Ya estábamos casi a tiro de arcabuz; y si la chusma hacía bien su oficio, los artilleros turcos no tendrían tiempo de cargar bala otra vez. Me colgué una pequeña rodela a la espalda, y con el peto de acero en el pecho, un capacete en la cabeza y la espada en la vaina, me situé junto a un grupo de soldados y marineros que disponían garfios de abordaje al extremo de cabos con nudos. A proa se había recogido la vela de la entena rota, y la mayor estaba aferrada y a medio árbol. Las ballesteras hormigueaban de gente erizada de hierro. Otro grupo grande, concentrado alrededor del trinquete desmochado y en las arrumbadas, aguardaba a que descargara nuestra artillería de proa para ocupar la tamboreta y el espolón. Entre ellos alcancé a ver al capitán Alatriste, que soplaba la mecha de su arcabuz, y a Sebastián Copons anudándose en torno a la cabeza su acostumbrado pañuelo aragonés.
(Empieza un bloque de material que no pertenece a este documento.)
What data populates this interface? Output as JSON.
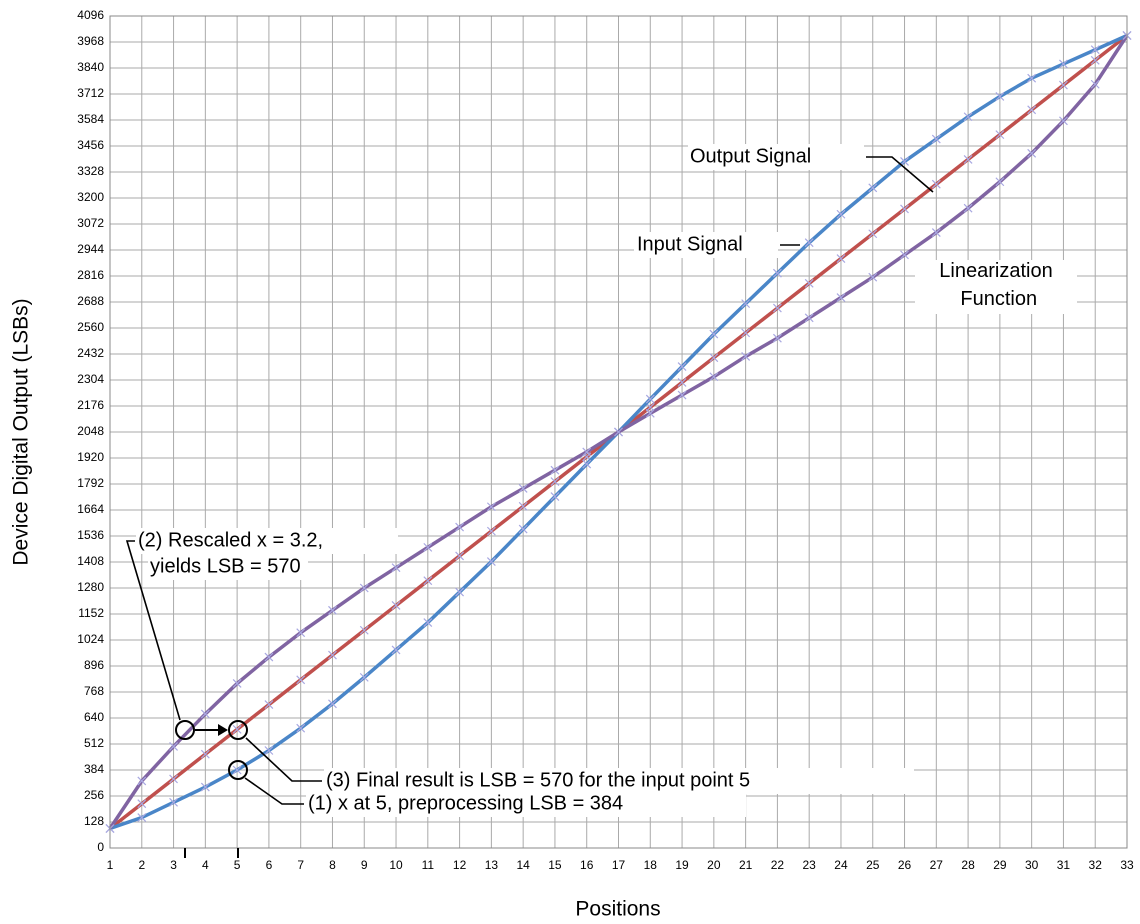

Yo también llevaba otro bien prieto, sobre el que me ajustaba el capacete, que pesaba mucho y daba un calor infernal; pero siendo el abordaje de abajo arriba, era de avisados guarnir el campanario por si venían cigüeñas. El caso es que, ya cerca de la mahona, mi antiguo amo me vio entre la gente, como yo a él; y antes de apartar la vista observé que hacía una seña con la cabeza al moro Gurriato, que estaba a mi lado, y éste asentía. Maldito lo que os necesito a ambos, me dije. Pero no dije más, porque en ese momento dispararon el cañón de crujía y las moyanas de proa bala enramada y trozos de cadena para romper la jarcia y dejar al enemigo sin velas, petardearon pedreros, arcabuces y mosquetes, la cubierta de la galera se llenó de humo, y entre ese humo empezaron a caer saetas turcas y pelotas de plomo y piedra que chascaban al incrustarse en la tablazón o dar en carne. No quedaba otra que apretar los dientes y esperar, y así lo hice, encogido mientras recelaba que un poco de lo mucho que llegaba de lo alto me tocase a mí. Entonces la galera chocó contra algo sólido que nos estremeció con un crujido, los galeotes soltaron los remos, gritando mientras buscaban resguardarse entre los bancos, y al mirar arriba, entre los claros de la humareda, vi sobre nuestras cabezas la popa enorme del bajel, que se me antojó alta como un castillo.